Péricles na ágora ateniense, com a Acrópole ao fundo
“A democracia baseia-se no pressuposto de que não há homens que nascem para mandar nem existem outros que nascem para obedecer; mas que todos nascemos com a capacidade para pensar e, portanto, com o direito político de intervir na gestão da comunidade da qual fazemos parte. Mas, para que os cidadãos possam ser politicamente iguais, é imprescindível, que em contrapartida nem todas as suas opiniões o sejam: deve haver algum meio de hierarquizar as ideias na sociedade não hierárquica, potenciando as mais adequadas e afastando as erróneas ou prejudiciais. Numa palavra, procurando a verdade. É exactamente esta a missão da razão, cujo uso todos partilhamos (antigamente as verdades sociais eram estabelecidas pelos deuses, pela tradição, pelos soberanos absolutos, etc.). Na sociedade democrática, as opiniões de cada um não são fortalezas ou castelos onde se encerram como forma de auto-afirmação pessoal: «ter» uma opinião não é ter uma propriedade que ninguém tem direito a tirar-nos. Oferecemos a nossa opinião aos outros para que a debatam e, por seu lado, a aceitem ou a refutem e não apenas para que saibam «onde estamos e quem somos». E desde logo nem todas as opiniões são igualmente válidas: valem mais as que tenham melhores argumentos a seu favor; as que melhor resistem à prova de fogo do debate, com as objecções que lhes são colocadas.
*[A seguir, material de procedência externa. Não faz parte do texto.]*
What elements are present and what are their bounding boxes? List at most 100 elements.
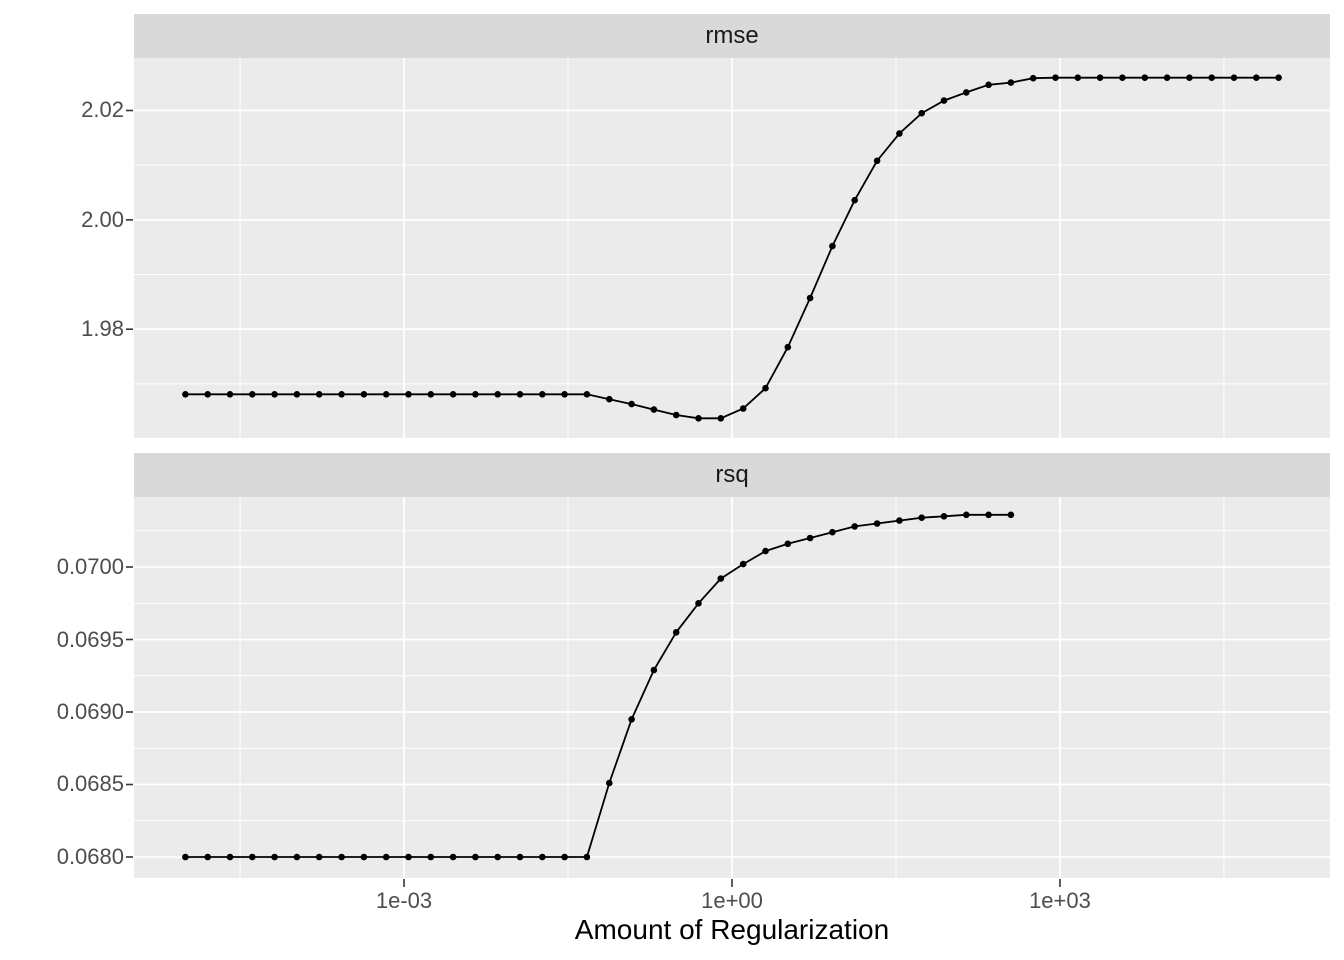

Se não queremos que sejam os deuses ou certos homens privilegiados que usurpem a autoridade social (quer dizer; que sejam quem decide qual é a verdade que convém à comunidade) não resta outra alternativa que submetermo-nos à razão como via para a verdade. Mas a razão não está situada, como um árbitro semidivino, acima de nós para conciliar as nossas disputas, mas funciona dentro de nós e entre nós."
Fernando Savater; As Perguntas da Vida.